TNFRSF21 mutations cause high myopia

桑格测序 候选基因 外显子组测序 生物 遗传学 复合杂合度 基因 表型 突变
作者
Hong Pan,Shijing Wu,Jing Wang,Tian Zhu,Tengyan Li,Bo Wan,Beihong Liu,Yan Luo,Xu Ma,Ruifang Sui,Binbin Wang
出处
期刊:Journal of Medical Genetics [BMJ]
卷期号:56 (10): 671-677 被引量:20
标识
DOI:10.1136/jmedgenet-2018-105684
摘要

Background High myopia (HM) is one of the leading causes of vision impairment worldwide, accompanied by a series of pathological ocular complications.
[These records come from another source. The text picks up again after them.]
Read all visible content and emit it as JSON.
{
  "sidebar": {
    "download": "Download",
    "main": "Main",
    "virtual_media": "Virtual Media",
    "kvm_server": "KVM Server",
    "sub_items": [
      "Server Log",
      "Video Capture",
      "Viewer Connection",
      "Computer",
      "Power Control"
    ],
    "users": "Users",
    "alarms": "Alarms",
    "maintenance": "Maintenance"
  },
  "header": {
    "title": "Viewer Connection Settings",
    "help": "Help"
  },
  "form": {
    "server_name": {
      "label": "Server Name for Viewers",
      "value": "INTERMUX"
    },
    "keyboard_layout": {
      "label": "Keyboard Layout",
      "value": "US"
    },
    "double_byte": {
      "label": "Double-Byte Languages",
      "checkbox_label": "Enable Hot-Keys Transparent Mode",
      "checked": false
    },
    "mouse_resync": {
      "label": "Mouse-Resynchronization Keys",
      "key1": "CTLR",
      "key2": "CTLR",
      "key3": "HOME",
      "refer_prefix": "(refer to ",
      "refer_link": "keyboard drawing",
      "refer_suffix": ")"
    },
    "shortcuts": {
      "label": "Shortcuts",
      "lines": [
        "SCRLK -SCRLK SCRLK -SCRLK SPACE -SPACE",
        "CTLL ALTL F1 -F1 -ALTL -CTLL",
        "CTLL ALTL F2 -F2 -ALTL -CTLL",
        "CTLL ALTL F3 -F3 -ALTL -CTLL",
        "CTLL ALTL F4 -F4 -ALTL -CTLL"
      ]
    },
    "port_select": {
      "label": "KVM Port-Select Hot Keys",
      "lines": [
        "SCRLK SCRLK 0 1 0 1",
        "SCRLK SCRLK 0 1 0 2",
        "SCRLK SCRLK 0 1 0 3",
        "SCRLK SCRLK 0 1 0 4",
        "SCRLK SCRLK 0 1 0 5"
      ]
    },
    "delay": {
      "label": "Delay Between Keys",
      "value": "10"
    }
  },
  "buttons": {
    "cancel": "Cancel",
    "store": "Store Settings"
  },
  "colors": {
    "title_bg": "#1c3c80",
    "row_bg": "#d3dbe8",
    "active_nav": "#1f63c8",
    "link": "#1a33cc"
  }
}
Studies have shown that genetic factors play an important role in the pathogenesis of HM. The aim of our study is to identify a candidate gene for a large family with non-syndromic HM. Methods A large Chinese family, including 12 patients with non-syndromic HM, and 220 unrelated patients with HM, were recruited from the Department of Ophthalmology, Peking Union Medical College Hospital. Three affected subjects from the large family were selected to perform whole exome sequencing (WES). Rare heterozygous variants shared by all three subjects were retained and then Sanger sequencing was used to determine whether any of the remaining variants cosegregated with the disease phenotype. Furthermore, all coding regions of the candidate genes were analysed in 220 unrelated patients with HM. Immunofluorescence assay was used to detect the expression of the candidate gene in the eye. Annexin V/PI staining and flow cytometry were applied to detect cell apoptotic changes. Results WES identified a novel TNF receptor superfamily member 21 ( TNFRSF21 ) variant, P146A, in a large Chinese family with HM, and another three rare heterozygous variants (P202L, E240* and A440G) in TNFRSF21 were found in 220 unrelated cases with HM. Immunofluorescence assay indicated that it is strongly expressed in the mouse eye. Compared with the wild type, the P146A variant could significantly increase adult retinal pigment epithelial cell line-19 cell apoptotic levels. Conclusions Variants in TNFRSF21 cause non-syndromic HM in Chinese population.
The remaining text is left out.